Consider the following optimization formulation:
$$\max \, c_1x - \sum_{i=1}^{n} c_i \max(x-a_i, 0) \\ x \geq 0 $$
where $a_i$ and $c_i$ are positive parameters.
I know this problem can be reformulated as an MIP. However, the problem seems to have a nice structure. Is there a way to solve it using another approach (e.g., line search) instead of casting the problem as a MIP?
I'll assume that the problem is
$f(x)=\max c_{0}x - \sum_{i=1}^{n} c_{i} \max(x-a_{i},0)$
The special case where $c_{0}=c_{1}$ is handled by the general solution given here.
Assume without loss of generality that the coefficients $a_{i}$ and $c_{i}$ are sorted so that
$0 < a_{1} \leq a_{2} \leq \ldots \leq a_{n}$.

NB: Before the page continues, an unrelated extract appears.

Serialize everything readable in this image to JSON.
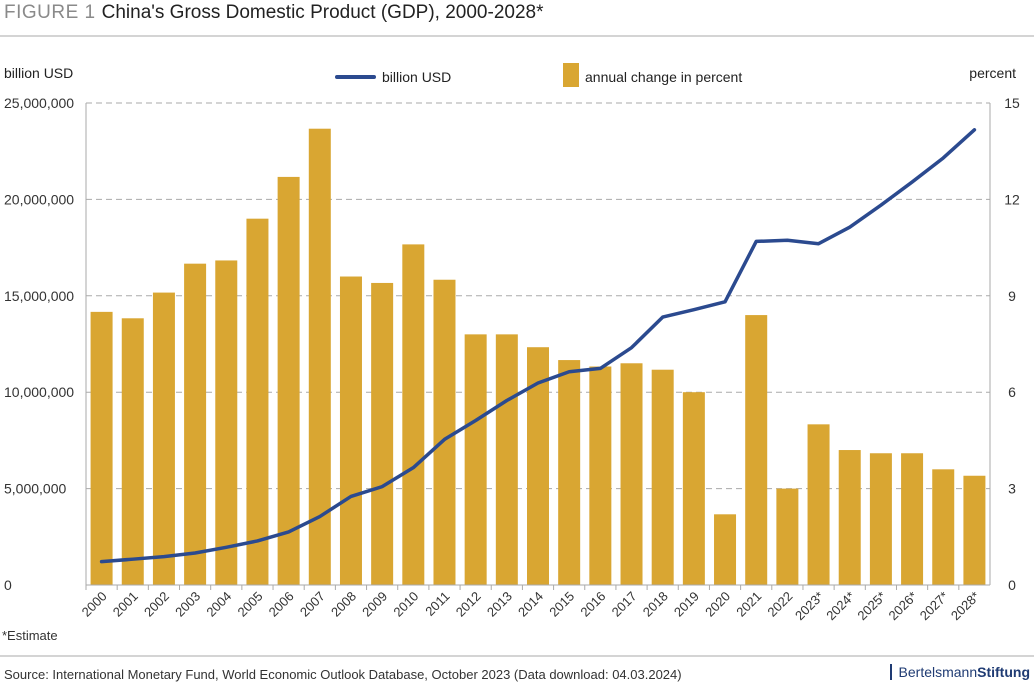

The function $f(x)$ is concave and piecwise linear. The derivative is discontinous at the points $a_{1}$, $a_{2}$, $\ldots$, $a_{n}$.
For $x<a_{1}$, $f(x)=c_{0}x$, and $f'(x)=c_{0}$.
For $a_{1} < x < a_{2}$, $f(x)=c_{0}x-c_{1}(x-a_{1})$, and $f'(x)=c_{0}-c_{1}$.
For $a_{k} < x < a_{k+1}$, $f(x)=c_{0}x-\sum_{i=1}^{k} c_{i}(x-a_{i})$, and $f'(x)=c_{0}-\sum_{i=1}^{k} c_{i}$.
For $a_{n}<x$, $f(x)=c_{0}-\sum_{i=1}^{n}c_{i}(x-a_{i})$, and $f'(x)=c_{0}-\sum_{i=1}^{n}c_{i}$.
If $c_{0}-\sum_{i=1}^{n}c_{i}>0$, then the function is unbounded as $x \rightarrow \infty$.
Otherwise, there is a point $a_{k}$ such that $f'(x)>0$ for $x<a_{k}$ and $f'(x)<0$ for $x>a_{k}$. The maximum occurs at $x=a_{k}$.
Computationally, this problem can be solved by sorting the $a_{i}$, and then computing $c_{0}-\sum_{i=1}^{k} c_{i}$ for $k=1, 2, \ldots, n$.